Sobre a leveza de seu estilo, argumentou que há momentos que não poderão ser mais vividos e que é muito importante poder admirá-los da maneira correta, como em uma passagem de seu livro em que traduz de forma admirável a presença de uma simples casca de laranja coberta por formigas.

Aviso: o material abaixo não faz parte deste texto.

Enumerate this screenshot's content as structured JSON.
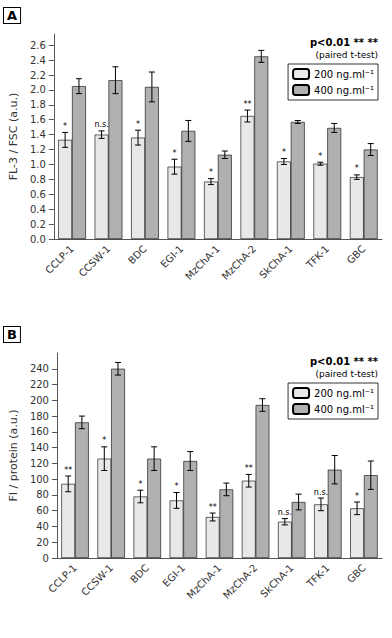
{
  "chart_data": [
    {
      "type": "bar",
      "title": "A",
      "ylabel": "FL-3 / FSC (a.u.)",
      "categories": [
        "CCLP-1",
        "CCSW-1",
        "BDC",
        "EGI-1",
        "MzChA-1",
        "MzChA-2",
        "SkChA-1",
        "TFK-1",
        "GBC"
      ],
      "series": [
        {
          "name": "200 ng.ml⁻¹",
          "color": "#e8e8e8",
          "values": [
            1.33,
            1.4,
            1.36,
            0.97,
            0.77,
            1.65,
            1.04,
            1.01,
            0.83
          ],
          "errors": [
            0.1,
            0.05,
            0.1,
            0.1,
            0.04,
            0.08,
            0.04,
            0.02,
            0.03
          ],
          "labels": [
            "*",
            "n.s.",
            "*",
            "*",
            "*",
            "**",
            "*",
            "*",
            "*"
          ]
        },
        {
          "name": "400 ng.ml⁻¹",
          "color": "#b0b0b0",
          "values": [
            2.05,
            2.13,
            2.04,
            1.45,
            1.13,
            2.45,
            1.57,
            1.49,
            1.2
          ],
          "errors": [
            0.1,
            0.18,
            0.2,
            0.14,
            0.05,
            0.08,
            0.02,
            0.06,
            0.08
          ]
        }
      ],
      "ylim": [
        0.0,
        2.75
      ],
      "yticks": [
        {
          "value": 0,
          "label": "0.0"
        },
        0.2,
        0.4,
        0.6,
        0.8,
        {
          "value": 1,
          "label": "1.0"
        },
        1.2,
        1.4,
        1.6,
        1.8,
        {
          "value": 2,
          "label": "2.0"
        },
        2.2,
        2.4,
        2.6
      ],
      "grid": false,
      "legend": "upper right",
      "annotations": [
        "p<0.01 ** **",
        "(paired t-test)"
      ]
    },
    {
      "type": "bar",
      "title": "B",
      "ylabel": "FI / protein (a.u.)",
      "categories": [
        "CCLP-1",
        "CCSW-1",
        "BDC",
        "EGI-1",
        "MzChA-1",
        "MzChA-2",
        "SkChA-1",
        "TFK-1",
        "GBC"
      ],
      "series": [
        {
          "name": "200 ng.ml⁻¹",
          "color": "#e8e8e8",
          "values": [
            94,
            126,
            78,
            73,
            52,
            98,
            46,
            68,
            63
          ],
          "errors": [
            10,
            15,
            8,
            10,
            5,
            8,
            4,
            8,
            8
          ],
          "labels": [
            "**",
            "*",
            "*",
            "*",
            "**",
            "**",
            "n.s.",
            "n.s.",
            "*"
          ]
        },
        {
          "name": "400 ng.ml⁻¹",
          "color": "#b0b0b0",
          "values": [
            172,
            240,
            126,
            123,
            87,
            194,
            71,
            112,
            105
          ],
          "errors": [
            8,
            8,
            15,
            12,
            8,
            8,
            10,
            18,
            18
          ]
        }
      ],
      "ylim": [
        0,
        260
      ],
      "yticks": [
        0,
        20,
        40,
        60,
        80,
        100,
        120,
        140,
        160,
        180,
        200,
        220,
        240
      ],
      "grid": false,
      "legend": "upper right",
      "annotations": [
        "p<0.01 ** **",
        "(paired t-test)"
      ]
    }
  ]
}
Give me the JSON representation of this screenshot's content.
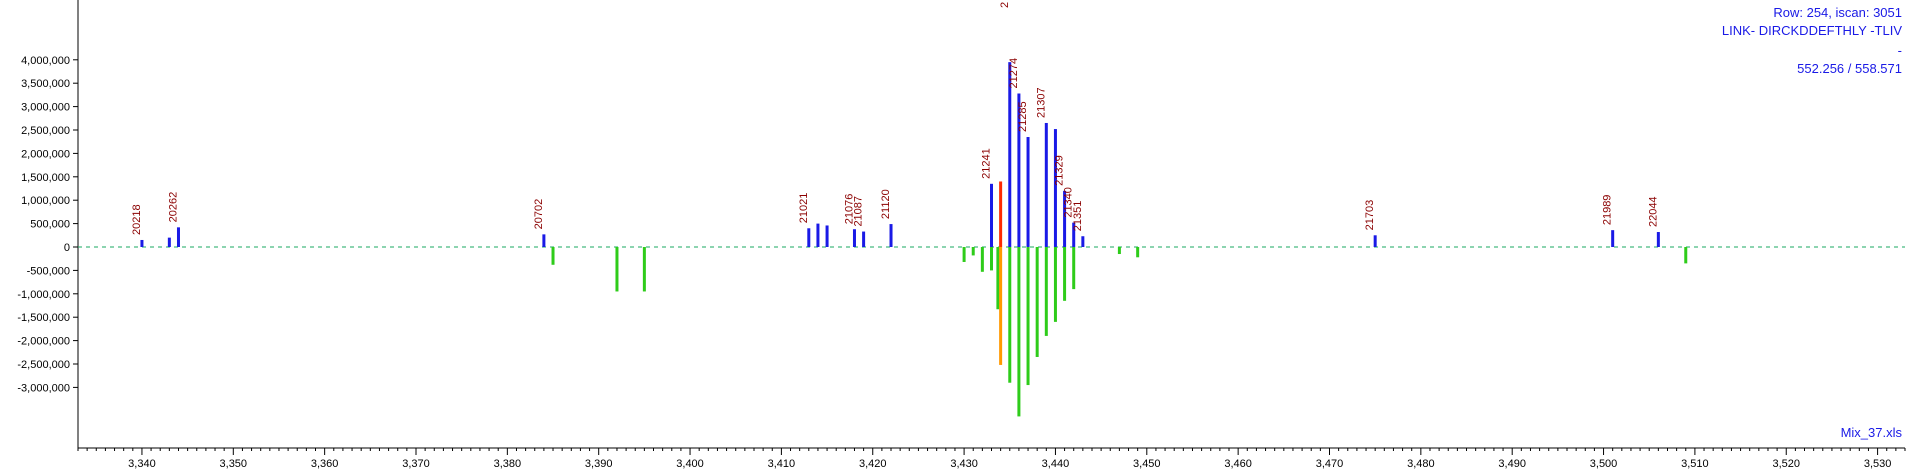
{
  "info": {
    "row_line": "Row: 254, iscan: 3051",
    "peptide_line": "LINK- DIRCKDDEFTHLY -TLIV",
    "dash_line": "-",
    "mz_line": "552.256 / 558.571",
    "file_name": "Mix_37.xls"
  },
  "colors": {
    "heavy": "#1a1ae6",
    "heavy_highlight": "#ff2a00",
    "light": "#2ecc1a",
    "light_highlight": "#ff9900",
    "baseline": "#1aa860",
    "label": "#8b0000",
    "axis": "#000000"
  },
  "chart_data": {
    "type": "bar",
    "xlim": [
      3333,
      3533
    ],
    "ylim": [
      -3700000,
      4150000
    ],
    "x_ticks": [
      3340,
      3350,
      3360,
      3370,
      3380,
      3390,
      3400,
      3410,
      3420,
      3430,
      3440,
      3450,
      3460,
      3470,
      3480,
      3490,
      3500,
      3510,
      3520,
      3530
    ],
    "x_tick_labels": [
      "3,340",
      "3,350",
      "3,360",
      "3,370",
      "3,380",
      "3,390",
      "3,400",
      "3,410",
      "3,420",
      "3,430",
      "3,440",
      "3,450",
      "3,460",
      "3,470",
      "3,480",
      "3,490",
      "3,500",
      "3,510",
      "3,520",
      "3,530"
    ],
    "y_ticks": [
      4000000,
      3500000,
      3000000,
      2500000,
      2000000,
      1500000,
      1000000,
      500000,
      0,
      -500000,
      -1000000,
      -1500000,
      -2000000,
      -2500000,
      -3000000
    ],
    "y_tick_labels": [
      "4,000,000",
      "3,500,000",
      "3,000,000",
      "2,500,000",
      "2,000,000",
      "1,500,000",
      "1,000,000",
      "500,000",
      "0",
      "-500,000",
      "-1,000,000",
      "-1,500,000",
      "-2,000,000",
      "-2,500,000",
      "-3,000,000"
    ],
    "series": [
      {
        "name": "",
        "values": [
          {
            "x": 3340,
            "y": 150000,
            "label": "20218"
          },
          {
            "x": 3343,
            "y": 200000
          },
          {
            "x": 3344,
            "y": 420000,
            "label": "20262"
          },
          {
            "x": 3384,
            "y": 270000,
            "label": "20702"
          },
          {
            "x": 3413,
            "y": 400000,
            "label": "21021"
          },
          {
            "x": 3414,
            "y": 500000
          },
          {
            "x": 3415,
            "y": 460000
          },
          {
            "x": 3418,
            "y": 380000,
            "label": "21076"
          },
          {
            "x": 3419,
            "y": 330000,
            "label": "21087"
          },
          {
            "x": 3422,
            "y": 490000,
            "label": "21120"
          },
          {
            "x": 3433,
            "y": 1350000,
            "label": "21241"
          },
          {
            "x": 3434,
            "y": 1400000,
            "highlight": true
          },
          {
            "x": 3435,
            "y": 3950000
          },
          {
            "x": 3436,
            "y": 3280000,
            "label": "21274"
          },
          {
            "x": 3437,
            "y": 2350000,
            "label": "21285"
          },
          {
            "x": 3439,
            "y": 2650000,
            "label": "21307"
          },
          {
            "x": 3440,
            "y": 2520000
          },
          {
            "x": 3441,
            "y": 1200000,
            "label": "21329"
          },
          {
            "x": 3442,
            "y": 520000,
            "label": "21340"
          },
          {
            "x": 3443,
            "y": 230000,
            "label": "21351"
          },
          {
            "x": 3475,
            "y": 250000,
            "label": "21703"
          },
          {
            "x": 3501,
            "y": 360000,
            "label": "21989"
          },
          {
            "x": 3506,
            "y": 320000,
            "label": "22044"
          }
        ]
      },
      {
        "name": "",
        "values": [
          {
            "x": 3385,
            "y": -380000
          },
          {
            "x": 3392,
            "y": -950000
          },
          {
            "x": 3395,
            "y": -950000
          },
          {
            "x": 3430,
            "y": -320000
          },
          {
            "x": 3431,
            "y": -180000
          },
          {
            "x": 3432,
            "y": -530000
          },
          {
            "x": 3433,
            "y": -500000
          },
          {
            "x": 3433.7,
            "y": -1330000
          },
          {
            "x": 3434,
            "y": -2520000,
            "highlight": true
          },
          {
            "x": 3435,
            "y": -2900000
          },
          {
            "x": 3436,
            "y": -3620000
          },
          {
            "x": 3437,
            "y": -2950000
          },
          {
            "x": 3438,
            "y": -2350000
          },
          {
            "x": 3439,
            "y": -1900000
          },
          {
            "x": 3440,
            "y": -1600000
          },
          {
            "x": 3441,
            "y": -1150000
          },
          {
            "x": 3442,
            "y": -900000
          },
          {
            "x": 3447,
            "y": -150000
          },
          {
            "x": 3449,
            "y": -220000
          },
          {
            "x": 3509,
            "y": -350000
          }
        ]
      }
    ],
    "top_label": {
      "x": 3435,
      "label": "2"
    },
    "grid": false,
    "xlabel": "",
    "ylabel": ""
  }
}
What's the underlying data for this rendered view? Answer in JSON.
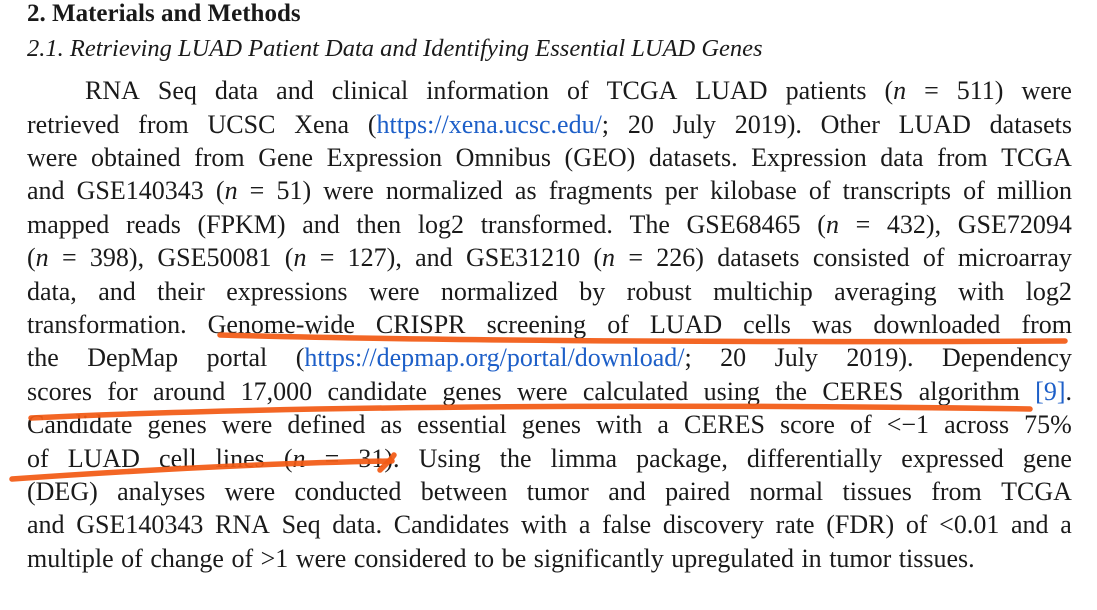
{
  "section": {
    "number": "2.",
    "title": "Materials and Methods"
  },
  "subsection": {
    "number": "2.1.",
    "title": "Retrieving LUAD Patient Data and Identifying Essential LUAD Genes"
  },
  "lines": [
    [
      "RNA",
      "Seq",
      "data",
      "and",
      "clinical",
      "information",
      "of",
      "TCGA",
      "LUAD",
      "patients",
      "(n",
      "=",
      "511)",
      "were"
    ],
    [
      "retrieved",
      "from",
      "UCSC",
      "Xena",
      "(https://xena.ucsc.edu/;",
      "20",
      "July",
      "2019).",
      "Other",
      "LUAD",
      "datasets"
    ],
    [
      "were",
      "obtained",
      "from",
      "Gene",
      "Expression",
      "Omnibus",
      "(GEO)",
      "datasets.",
      "Expression",
      "data",
      "from",
      "TCGA"
    ],
    [
      "and",
      "GSE140343",
      "(n",
      "=",
      "51)",
      "were",
      "normalized",
      "as",
      "fragments",
      "per",
      "kilobase",
      "of",
      "transcripts",
      "of",
      "million"
    ],
    [
      "mapped",
      "reads",
      "(FPKM)",
      "and",
      "then",
      "log2",
      "transformed.",
      "The",
      "GSE68465",
      "(n",
      "=",
      "432),",
      "GSE72094"
    ],
    [
      "(n",
      "=",
      "398),",
      "GSE50081",
      "(n",
      "=",
      "127),",
      "and",
      "GSE31210",
      "(n",
      "=",
      "226)",
      "datasets",
      "consisted",
      "of",
      "microarray"
    ],
    [
      "data,",
      "and",
      "their",
      "expressions",
      "were",
      "normalized",
      "by",
      "robust",
      "multichip",
      "averaging",
      "with",
      "log2"
    ],
    [
      "transformation.",
      "Genome-wide",
      "CRISPR",
      "screening",
      "of",
      "LUAD",
      "cells",
      "was",
      "downloaded",
      "from"
    ],
    [
      "the",
      "DepMap",
      "portal",
      "(https://depmap.org/portal/download/;",
      "20",
      "July",
      "2019).",
      "Dependency"
    ],
    [
      "scores",
      "for",
      "around",
      "17,000",
      "candidate",
      "genes",
      "were",
      "calculated",
      "using",
      "the",
      "CERES",
      "algorithm",
      "[9]."
    ],
    [
      "Candidate",
      "genes",
      "were",
      "defined",
      "as",
      "essential",
      "genes",
      "with",
      "a",
      "CERES",
      "score",
      "of",
      "<−1",
      "across",
      "75%"
    ],
    [
      "of",
      "LUAD",
      "cell",
      "lines",
      "(n",
      "=",
      "31).",
      "Using",
      "the",
      "limma",
      "package,",
      "differentially",
      "expressed",
      "gene"
    ],
    [
      "(DEG)",
      "analyses",
      "were",
      "conducted",
      "between",
      "tumor",
      "and",
      "paired",
      "normal",
      "tissues",
      "from",
      "TCGA"
    ],
    [
      "and",
      "GSE140343",
      "RNA",
      "Seq",
      "data.",
      "Candidates",
      "with",
      "a",
      "false",
      "discovery",
      "rate",
      "(FDR)",
      "of",
      "<0.01",
      "and",
      "a"
    ],
    [
      "multiple",
      "of",
      "change",
      "of",
      ">1",
      "were",
      "considered",
      "to",
      "be",
      "significantly",
      "upregulated",
      "in",
      "tumor",
      "tissues."
    ]
  ],
  "links": {
    "xena": "https://xena.ucsc.edu/",
    "depmap": "https://depmap.org/portal/download/",
    "citation": "9"
  },
  "annotation_color": "#f25a14"
}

"Na literatura, quando nos aproximamos da epifania, é o mesmo que estar atento ao cotidiano, a coisas simples, como beber e comer. Esse espaço é invisível, onde existe alguém ou alguma coisa que faz a vida valer a pena", disse.
Carone também falou de tempos de repressão, da época do regime militar no Brasil (1964-1985) e do uso da metáfora na literatura. Lembrou de um texto que escreveu em referência à mão pesada de Erasmo Dias, que era o então secretário de Segurança Pública. No conto, ele coloca a situação em torno de um homem que quer controlar o crescimento das unhas e dos pêlos, e que um dia se olha no espelho e pergunta: "O que será que eles [os pêlos] pensam do que está acontecendo?".
Ficções
Na segunda mesa do dia, a união de Martel e Noll foi menos empolgante. A cineasta contou sobre as gravações de seu filme "A Mulher Sem Cabeça", que será lançado neste sábado na Flip, da importância dos recursos sonoros para o cinema e falou também da questão do tempo.
"No cinema é possível unir passado, presente e futuro, e isso é incrível."
A cineasta, que gravou seus três longas-metragens onde nasceu e cresceu, a Província de Salta, expôs sua dependência com as origens. Ela disse que filmar em Buenos Aires seria muito mais barato, claro, mas que sempre que faz um roteiro de um longa tem como cenário Salta.
"Eu gosto de estar lá, a comida é ótima, tem a família, os lugares. A cena é aquela", explicou.
Noll leu dois trechos sobre a libido --um da fase idosa e outro da fase infantil-- e discorreu longamente sobre a forma como está digerindo seu mais recente trabalho "Acenos e Afagos" (Record, 2008).
"Ele acaba de ser lançado, não é fácil. Agora começo a entender algumas coisas das personagens, a vê-las de outra forma", explicou.
O escritor falou também sobre a questão do tempo imposto sobre as cenas de seu livro e mostrou como a questão da libido exacerbada pode transmitir sua grandeza em forma de tempo, na espera, na anulação até a chegada do outro.
"O desejo que ele [personagem] sente é tão forte, que é como se ele se colocasse na posição de lótus para esperar o tempo passar... a vida, a graça só recomeça quando o outro está."